Barclay came from a prominent New York family, the son of the Reverend Henry Barclay, an Anglican clergyman, and Mary Rutgers, the daughter of a wealthy brewer. After attending King’s College (later Columbia University), he studied law with John Jay and was called to the bar in 1775. In the same year, he married Susan DeLancey. Shortly afterwards, his career was interrupted by the beginning of the American Revolutionary War. Barclay served with distinction in the British forces throughout the war and, with the confiscation of his New York property and having been named specifically in a Bill of Attainder in that state, he chose to join the loyalists heading to Canada.

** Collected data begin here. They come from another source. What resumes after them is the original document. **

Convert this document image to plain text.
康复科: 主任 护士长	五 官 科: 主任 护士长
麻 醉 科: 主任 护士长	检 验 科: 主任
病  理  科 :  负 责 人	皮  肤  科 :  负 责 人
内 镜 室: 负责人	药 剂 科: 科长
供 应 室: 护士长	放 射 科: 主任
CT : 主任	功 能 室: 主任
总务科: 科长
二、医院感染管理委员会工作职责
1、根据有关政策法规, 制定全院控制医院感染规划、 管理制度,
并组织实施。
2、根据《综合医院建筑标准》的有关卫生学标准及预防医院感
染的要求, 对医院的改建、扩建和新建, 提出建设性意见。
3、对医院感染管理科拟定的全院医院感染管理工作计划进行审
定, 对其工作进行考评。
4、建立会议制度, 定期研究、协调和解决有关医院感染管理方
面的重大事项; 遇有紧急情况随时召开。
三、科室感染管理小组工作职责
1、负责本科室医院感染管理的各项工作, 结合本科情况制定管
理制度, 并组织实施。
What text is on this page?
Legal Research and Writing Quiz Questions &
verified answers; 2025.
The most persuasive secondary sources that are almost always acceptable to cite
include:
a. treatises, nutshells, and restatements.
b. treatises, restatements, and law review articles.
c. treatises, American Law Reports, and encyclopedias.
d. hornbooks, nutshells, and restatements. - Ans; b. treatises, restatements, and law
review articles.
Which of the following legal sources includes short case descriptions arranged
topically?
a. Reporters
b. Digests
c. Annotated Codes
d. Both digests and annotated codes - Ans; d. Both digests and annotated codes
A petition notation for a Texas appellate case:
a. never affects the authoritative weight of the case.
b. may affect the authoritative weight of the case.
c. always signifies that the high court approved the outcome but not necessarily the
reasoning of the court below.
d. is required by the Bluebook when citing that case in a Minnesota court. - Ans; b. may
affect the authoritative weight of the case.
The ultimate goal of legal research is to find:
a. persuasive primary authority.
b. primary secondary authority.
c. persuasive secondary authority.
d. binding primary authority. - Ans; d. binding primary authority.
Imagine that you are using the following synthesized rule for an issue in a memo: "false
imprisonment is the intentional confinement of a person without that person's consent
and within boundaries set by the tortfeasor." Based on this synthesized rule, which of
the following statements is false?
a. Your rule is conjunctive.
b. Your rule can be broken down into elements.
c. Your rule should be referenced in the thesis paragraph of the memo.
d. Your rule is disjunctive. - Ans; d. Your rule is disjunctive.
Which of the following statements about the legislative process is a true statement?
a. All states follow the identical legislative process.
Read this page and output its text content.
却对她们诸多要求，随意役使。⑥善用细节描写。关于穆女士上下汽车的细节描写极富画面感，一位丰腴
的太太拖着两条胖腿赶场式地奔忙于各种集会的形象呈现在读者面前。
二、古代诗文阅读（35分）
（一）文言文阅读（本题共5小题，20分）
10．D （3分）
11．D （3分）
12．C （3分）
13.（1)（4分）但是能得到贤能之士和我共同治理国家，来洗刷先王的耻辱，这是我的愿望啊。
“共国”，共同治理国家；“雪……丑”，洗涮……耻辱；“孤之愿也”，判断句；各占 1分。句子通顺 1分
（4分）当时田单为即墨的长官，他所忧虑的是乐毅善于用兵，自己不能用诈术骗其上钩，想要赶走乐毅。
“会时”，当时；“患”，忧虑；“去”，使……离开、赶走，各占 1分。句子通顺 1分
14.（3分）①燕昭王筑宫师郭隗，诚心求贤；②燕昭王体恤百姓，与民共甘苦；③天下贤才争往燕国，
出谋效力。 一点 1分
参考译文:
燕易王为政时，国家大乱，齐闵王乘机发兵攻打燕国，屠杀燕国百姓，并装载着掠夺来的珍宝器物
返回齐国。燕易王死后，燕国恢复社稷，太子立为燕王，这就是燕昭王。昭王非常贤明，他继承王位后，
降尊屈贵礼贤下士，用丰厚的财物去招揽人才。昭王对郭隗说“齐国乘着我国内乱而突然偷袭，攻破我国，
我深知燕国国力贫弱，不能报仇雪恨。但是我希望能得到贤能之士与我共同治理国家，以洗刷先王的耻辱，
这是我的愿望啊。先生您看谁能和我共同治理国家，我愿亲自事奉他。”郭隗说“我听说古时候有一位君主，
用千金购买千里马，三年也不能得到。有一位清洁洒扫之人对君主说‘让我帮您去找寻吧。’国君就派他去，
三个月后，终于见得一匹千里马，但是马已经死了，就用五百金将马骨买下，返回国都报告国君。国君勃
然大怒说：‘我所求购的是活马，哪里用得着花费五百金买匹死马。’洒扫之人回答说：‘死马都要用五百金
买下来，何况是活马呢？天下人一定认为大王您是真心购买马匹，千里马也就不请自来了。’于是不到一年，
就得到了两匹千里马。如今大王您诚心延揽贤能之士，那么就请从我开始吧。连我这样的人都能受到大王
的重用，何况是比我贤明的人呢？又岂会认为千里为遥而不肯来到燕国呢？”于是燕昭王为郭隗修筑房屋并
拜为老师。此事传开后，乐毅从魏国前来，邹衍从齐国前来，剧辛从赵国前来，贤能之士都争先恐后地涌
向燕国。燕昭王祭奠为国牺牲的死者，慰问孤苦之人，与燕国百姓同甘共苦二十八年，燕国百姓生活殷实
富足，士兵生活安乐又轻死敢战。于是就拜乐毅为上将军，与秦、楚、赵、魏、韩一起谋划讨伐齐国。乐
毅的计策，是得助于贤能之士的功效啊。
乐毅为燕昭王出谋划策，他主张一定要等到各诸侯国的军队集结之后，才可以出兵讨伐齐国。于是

After considering New Brunswick, Barclay opted for Nova Scotia where the forces were given land grants. At one point, he had moved to Annapolis Royal and began a law practice. He was elected to the 6th General Assembly of Nova Scotia representing Annapolis County in 1785 while Edmund Fanning was governor. The next year, John Parr became governor. In 1793, Barclay was elected for Annapolis Township and served as speaker for the assembly. He also served as lieutenant-colonel in the colony’s militia and was boundary commissioner for the British when the border between the United States and New Brunswick was settled in Jay’s Treaty. Although he was appointed to the Council for Nova Scotia in 1799, he was given the post of British consul general in New York City later that year. Following the War of 1812, he became a member of another boundary commission dealing with another section of the border with the United States.
In 1822, he settled at a country home on Manhattan. He died there in 1830 and was buried in the Bowery.